Following the decision to pull the bill from the House floor, Sen. Edward Markey expressed his hope to “leave this disastrous plan in the dust bin and commit to strengthening the health care law that’s already working for millions of Americans.”

“The proposal would plunge millions of American families into economic uncertainty and our health care system into chaos,” he said. “The failure of Trumpcare is yet another broken promise from President Trump to America’s families.”

State officials reacted as well. Massachusetts Attorney General Maura Healey described the decision to pull the “dangerous” bill as cause for celebration, and “a victory for our residents and economy in Massachusetts.”

“President Trump and Speaker Ryan’s frantic attempt to rush this bill through Congress failed thanks to the hard work and courage of a bipartisan group of members of Congress, business leaders and millions of Americans who voiced their concerns,” Healey said in a press release.

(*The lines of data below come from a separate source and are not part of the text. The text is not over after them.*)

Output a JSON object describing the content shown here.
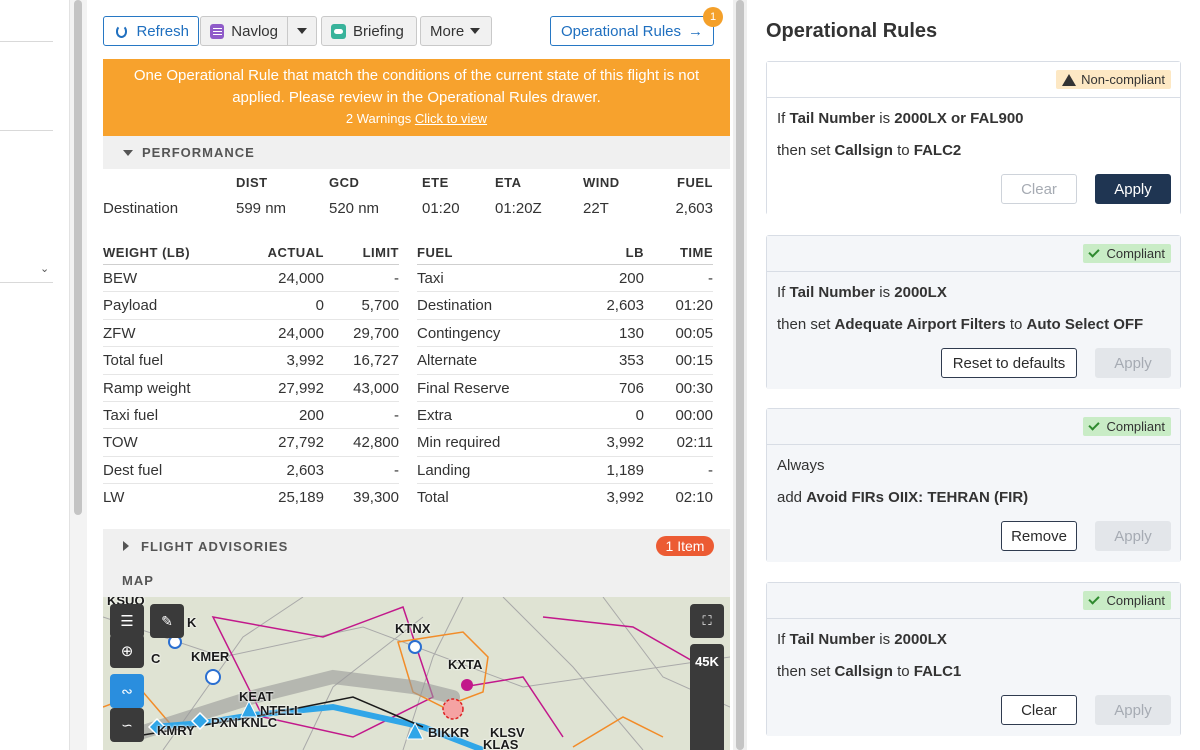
{
  "toolbar": {
    "refresh_label": "Refresh",
    "navlog_label": "Navlog",
    "briefing_label": "Briefing",
    "more_label": "More",
    "oprules_label": "Operational Rules",
    "oprules_arrow": "→",
    "oprules_count": "1"
  },
  "banner": {
    "message": "One Operational Rule that match the conditions of the current state of this flight is not applied. Please review in the Operational Rules drawer.",
    "warnings": "2 Warnings",
    "link": "Click to view"
  },
  "performance": {
    "title": "PERFORMANCE",
    "columns": [
      "DIST",
      "GCD",
      "ETE",
      "ETA",
      "WIND",
      "FUEL"
    ],
    "row": {
      "label": "Destination",
      "values": [
        "599 nm",
        "520 nm",
        "01:20",
        "01:20Z",
        "22T",
        "2,603"
      ]
    }
  },
  "weights": {
    "headers": [
      "WEIGHT (LB)",
      "ACTUAL",
      "LIMIT"
    ],
    "rows": [
      [
        "BEW",
        "24,000",
        "-"
      ],
      [
        "Payload",
        "0",
        "5,700"
      ],
      [
        "ZFW",
        "24,000",
        "29,700"
      ],
      [
        "Total fuel",
        "3,992",
        "16,727"
      ],
      [
        "Ramp weight",
        "27,992",
        "43,000"
      ],
      [
        "Taxi fuel",
        "200",
        "-"
      ],
      [
        "TOW",
        "27,792",
        "42,800"
      ],
      [
        "Dest fuel",
        "2,603",
        "-"
      ],
      [
        "LW",
        "25,189",
        "39,300"
      ]
    ]
  },
  "fuel": {
    "headers": [
      "FUEL",
      "LB",
      "TIME"
    ],
    "rows": [
      [
        "Taxi",
        "200",
        "-"
      ],
      [
        "Destination",
        "2,603",
        "01:20"
      ],
      [
        "Contingency",
        "130",
        "00:05"
      ],
      [
        "Alternate",
        "353",
        "00:15"
      ],
      [
        "Final Reserve",
        "706",
        "00:30"
      ],
      [
        "Extra",
        "0",
        "00:00"
      ],
      [
        "Min required",
        "3,992",
        "02:11"
      ],
      [
        "Landing",
        "1,189",
        "-"
      ],
      [
        "Total",
        "3,992",
        "02:10"
      ]
    ]
  },
  "advisories": {
    "title": "FLIGHT ADVISORIES",
    "badge": "1 Item"
  },
  "map": {
    "title": "MAP",
    "altitude": "45K",
    "labels": [
      "KSUO",
      "K",
      "KMER",
      "KEAT",
      "NTELL",
      "PXN",
      "KMRY",
      "KTNX",
      "KXTA",
      "KLSV",
      "KLAS",
      "BIKKR",
      "C",
      "KNLC"
    ]
  },
  "drawer": {
    "title": "Operational Rules",
    "rules": [
      {
        "status": "Non-compliant",
        "line1": {
          "prefix": "If",
          "field": "Tail Number",
          "op": "is",
          "value": "2000LX or FAL900"
        },
        "line2": {
          "prefix": "then set",
          "field": "Callsign",
          "op": "to",
          "value": "FALC2"
        },
        "secondary": "Clear",
        "primary": "Apply"
      },
      {
        "status": "Compliant",
        "line1": {
          "prefix": "If",
          "field": "Tail Number",
          "op": "is",
          "value": "2000LX"
        },
        "line2": {
          "prefix": "then set",
          "field": "Adequate Airport Filters",
          "op": "to",
          "value": "Auto Select OFF"
        },
        "secondary": "Reset to defaults",
        "primary": "Apply"
      },
      {
        "status": "Compliant",
        "line1": {
          "prefix": "Always"
        },
        "line2": {
          "prefix": "add",
          "field": "Avoid FIRs OIIX: TEHRAN (FIR)"
        },
        "secondary": "Remove",
        "primary": "Apply"
      },
      {
        "status": "Compliant",
        "line1": {
          "prefix": "If",
          "field": "Tail Number",
          "op": "is",
          "value": "2000LX"
        },
        "line2": {
          "prefix": "then set",
          "field": "Callsign",
          "op": "to",
          "value": "FALC1"
        },
        "secondary": "Clear",
        "primary": "Apply"
      }
    ]
  },
  "colors": {
    "accent": "#2778c4",
    "warning": "#f7a22d",
    "primary_button": "#1f3552",
    "badge_red": "#ec5b33"
  }
}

Reaction also came from members of the health industry in the state. Lynn Nicholas, president and CEO of the Massachusetts Health & Hospital Association (MHA) said in a press release that MHA and its member hospitals, health care systems and care providers are “relieved.”

In particular, Nicholas expressed concern about the threat the repeal poses to Medicaid coverage expansions, which she said have dramatically reduced the number of insured individuals in Massachusetts.

“Hospitals and other health care providers are a foundation for good in the United States, but our very solid advances toward accessible, high-quality care for all residents are now under siege due to a misguided campaign to dismantle the (Affordable Care Act),” she continued.

Despite the decision to pull the bill, Nicholas remains concerned due to “continuing efforts to dismantle the ACA.” Healy said she hopes congressional Republicans “abandon their misguided efforts to repeal the Affordable Care Act” and instead work to lower health care costs and expand access to services.

Earlier in the day

“Withdraw this bill or vote ‘no’ on this bill, but this bill cannot become law,” McGovern said in his closing statement of the House floor in his speech against the bill, according to a press release from his office. “The health care protections for the American people are too important.”

Neal and McGovern criticized the bill, which they said would give tax cuts for the wealthy, raise health care costs for middle class Americans, throw 24 million people off of health care and deny health care protections to millions more.

“This isn’t one person making up ‘alternative facts,’” Neal said in his closing statement. “These statements are based on analysis by independent organizations like the Congressional Budget Office, National Rural Health Association, American Medical Association, AARP and March of Dimes. Fewer covered. Weaker protections. Higher costs.”

“I’ve come to the conclusion that there are only two ways you can vote for this bill,” McGovern said, according to his release. “One is, you don’t know what’s in the bill. Or two is, you have to have a heart of stone. Because this bill is shameful. It’s going to hurt people.”